SPD gießt schon mal etwas Öl ins Feuer
Die SPD, gebeutelt von schlechten Umfragewerten, gießt sofort Öl in das unverhofft aufflackernde Affärenfeuer. "Wir müssen da keine Sorgen haben", merkt Parteichef Franz Müntefering vor Journalisten süffisant an. "Stinken tut's nicht bei uns, sondern bei ganz anderen." Man müsse nur dafür sorgen, dass die Menschen merkten, woher der Duft wehe.
Der einstige Vorsitzende des Untersuchungsausschusses zur Spendenaffäre, der SPD-Politiker Volker Neumann, wird konkreter. "Schreiber ist einer, der immer etwas in der Rückhand hat", sagt er dem "Tagesspiegel". Vor allem auf Schäuble werde sich die Debatte zuspitzen. "Die 100.000-DM-Spende an ihn ist der brisanteste Fall", sagte Neumann.

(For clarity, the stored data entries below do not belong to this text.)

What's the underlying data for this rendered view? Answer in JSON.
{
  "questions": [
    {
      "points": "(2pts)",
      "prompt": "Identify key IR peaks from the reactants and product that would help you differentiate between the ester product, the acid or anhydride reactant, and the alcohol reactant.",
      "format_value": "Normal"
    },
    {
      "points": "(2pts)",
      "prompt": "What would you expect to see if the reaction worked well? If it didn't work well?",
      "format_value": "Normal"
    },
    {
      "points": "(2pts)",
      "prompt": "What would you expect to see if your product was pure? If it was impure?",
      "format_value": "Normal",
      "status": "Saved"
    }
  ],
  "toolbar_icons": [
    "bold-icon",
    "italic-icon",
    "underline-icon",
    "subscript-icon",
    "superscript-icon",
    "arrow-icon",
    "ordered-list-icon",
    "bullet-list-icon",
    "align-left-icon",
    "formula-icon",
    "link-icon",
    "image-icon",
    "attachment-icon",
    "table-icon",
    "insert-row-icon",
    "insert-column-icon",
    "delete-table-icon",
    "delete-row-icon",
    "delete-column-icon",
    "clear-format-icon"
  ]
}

"Keine politische Relevanz"
Bei CDU und CSU gibt man sich gelassen zur Rückkehr des einstigen engen Vertrauten und Förderers. "Das hat keine politische Relevanz", befindet CSU-Chef Horst Seehofer knapp. Die meisten Dinge gehörten der Vergangenheit an und seien längst publik, verlautet aus CDU-Kreisen. Das interessiere doch inmitten einer Wirtschaftskrise nicht.
Schreiber, dem der Staatsanwaltschaft eine blendende Gesundheit bescheinigte, ließ sich am Montag nicht in die Karten gucken. Vor einigen Jahren hatte er in einem Interview gedroht, falls er ausgeliefert werde, mache er einen Riesenzirkus. Und besonders Schäuble giftete der heute 75-Jährige an. Der CDU-Politiker hatte sich bei der Frage verstrickt, wann und von wem er denn besagte 100.000 Mark entgegengenommen habe.
Ironie der Geschichte: Die heutige CDU-Chefin Merkel hat Schreiber ungewollt ihren schnellen Aufstieg mitzuverdanken. Sie nutzte die Spendenaffäre 1999 zu einer öffentlichen Distanzierung von Kohl, der sich bis heute auf sein Ehrenwort beruft und die Urheber von illegal verbuchten Spenden nicht nennt. Als Schäuble dann wegen Schreibers 100.000-Mark-Spende abtreten musste, war plötzlich für die Ostdeutsche der Weg an die CDU-Spitze frei.